In conclusion, polymer stars aligned on a string show a rich nonlinear elongational viscosity behaviour, which for Mw,a < Mw,b can be rationalized by considering hierarchical relaxation of the arms leading to dynamic dilution of the backbone as quantified by the Hierarchical Multi-mode Molecular Stress Function (HMMSF) model. For Pom-Poms as well as 3- and 4-stars with Mw,a < Mw,b and many arms high strain hardening is observed, which is greatly reduced when the number of branches Nbr = 2qa is less than about 20 (Fig. 16).
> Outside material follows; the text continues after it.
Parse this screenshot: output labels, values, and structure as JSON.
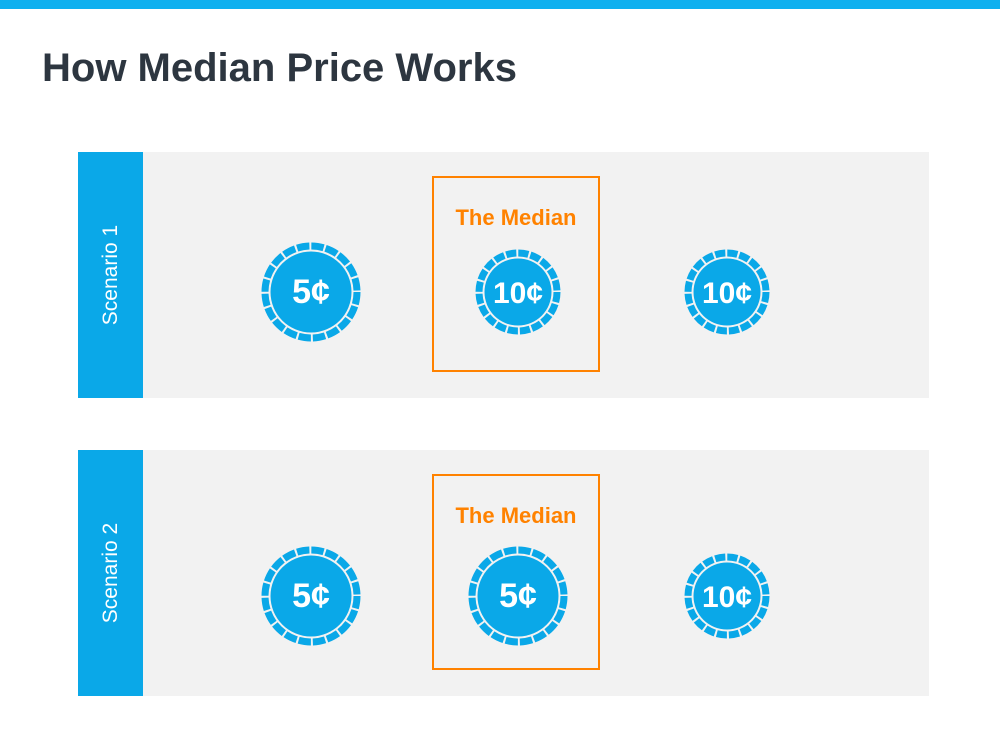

If the length of the arms of the stars is similar or longer than the length of the backbone chain connecting two stars, the impact of the backbone chain on the rheology vanishes and the elongational stress growth coefficient is dominated by the star topology showing similar features of the elongational stress growth coefficient as linear polymers and can be described by the Enhanced Relaxation of Stretch (ERS) model.